After the Titanic sank some of the survivors were brought through Ellis Island in New York. My Nana..my mother's mother...was 7 years old, and she had just landed on Ellis Island with her family from Poland (where they had nearly starved to death before coming to New York). She remembered seeing...these were her words...beautiful ladies in long fur coats with some other people quietly walking by. They looked sad then happy when other people came to hug them and help them. She remembered being told the sad people were on a big ship that had an accident, and now they were going home. It was the Titanic.
amazing!
I am so sorry your nana was nearly starving back in Europe. No wonder people were so glad to move to America.
Crazy.
They have pictures of the lifeboats on the docks in NYC.
sad
@@pinkiesue849 History of nations invading Poland. """""""""""Why did people leave Poland in 1912?

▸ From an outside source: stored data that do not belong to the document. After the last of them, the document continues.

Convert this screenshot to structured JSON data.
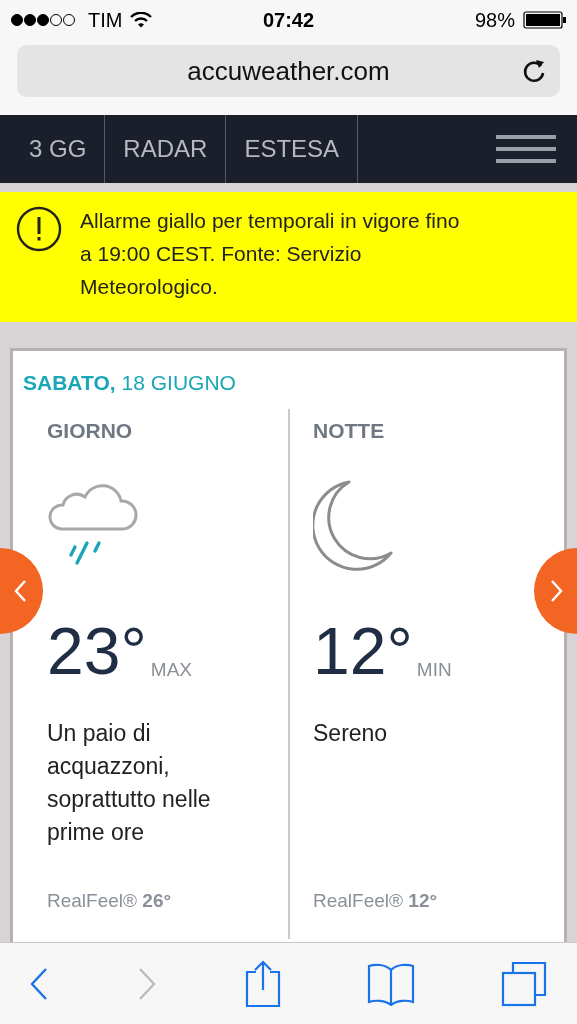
{
  "status_bar": {
    "carrier": "TIM",
    "time": "07:42",
    "battery": "98%"
  },
  "address_bar": {
    "url": "accuweather.com"
  },
  "nav": {
    "tabs": [
      {
        "label": "3 GG"
      },
      {
        "label": "RADAR"
      },
      {
        "label": "ESTESA"
      }
    ]
  },
  "alert": {
    "text": "Allarme giallo per temporali in vigore fino a 19:00 CEST. Fonte: Servizio Meteorologico."
  },
  "forecast": {
    "day": "SABATO,",
    "date": "18 GIUGNO",
    "periods": [
      {
        "label": "GIORNO",
        "kind": "rain",
        "temp": "23°",
        "qualifier": "MAX",
        "description": "Un paio di acquazzoni, soprattutto nelle prime ore",
        "realfeel": "RealFeel® **26°**"
      },
      {
        "label": "NOTTE",
        "kind": "moon",
        "temp": "12°",
        "qualifier": "MIN",
        "description": "Sereno",
        "realfeel": "RealFeel® **12°**"
      }
    ]
  },
  "toolbar": {
    "back_disabled": false,
    "forward_disabled": true
  }
}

Immigrants believed that America offered jobs and hopes that problem-ridden Poland did not offer. With nation-wide economic troubles, famines, and religious persecution back at home, immigrants fled to America with hopes of finding prosperity and acceptance."""""""
Not based in reality though as Titanic survivors were spared immigration processing at Ellis Island and were processed dockside in NYC. Captain Rostron of the rescue ship Carpathia humanely felt they had been thru enough trauma.
One of the most impactant reactions of the 1997 movie is that of Michel Navatril (one of the Titanic orphans and the last male Titanic survivor to pass away).
He asked to watch it privately, and loved the sailing sequences and the atmosphere of glory and joy it sparkled, but at the sinking he “immersed on what his father may had experienced that night” and cried.
And then he saw Fabrizio's acting and cried some more.
@@kev3dawww come on leave poor Fabrizio alone. Hasn’t he suffered enough?
@@cliff9685Smoke kills is what they say right
@@cliff9685 Some things just cannot be forgiven. For example: "I cana alreadya see the Statue ah Leeberty. Of course, shesa very asmall."
Christ.
Great video, Mike! If I may, I'd like to add another survivor's opinion of the films. When I was 13 years old, the film 'Raise The Titanic' was released. I discovered there was a Titanic survivor who lived five minutes away from me, and his number was in the phone book. My dad suggested I call him and ask if he would be so kind as to sit down and chat with me, and that happened. Marshall Drew was 8 years old, traveling second class with his aunt and uncle. Sadly, his uncle perished. First, I had asked if he'd seen 'Raise The Titanic', which I had seen opening week. He said he did, and he thought the special effects were wonderful, but I do remember him saying that it most likely would NOT happen in real life IF (big word then) they ever found the ship. I asked him if he had seen both the 1953 'Titanic' and 'A Night To Remember' (which I had on TV, mind this is before VHS) and he said he had, but he far preferred 'A Night To Remember' as he thought the Hollywood film was too much like a soap opera that happens to take place on the Titanic. I agreed, there were far too many interesting REAL stories about the people on that ship, it was unnecessary to make some up. Sorry, Mister Cameron. Mr. Drew passed away in 1986, but I'll never forget that kindness and the stories he shared on that afternoon.
What an amazing memory you have all thanks to your Dad for encouraging you and the Titanic survivor.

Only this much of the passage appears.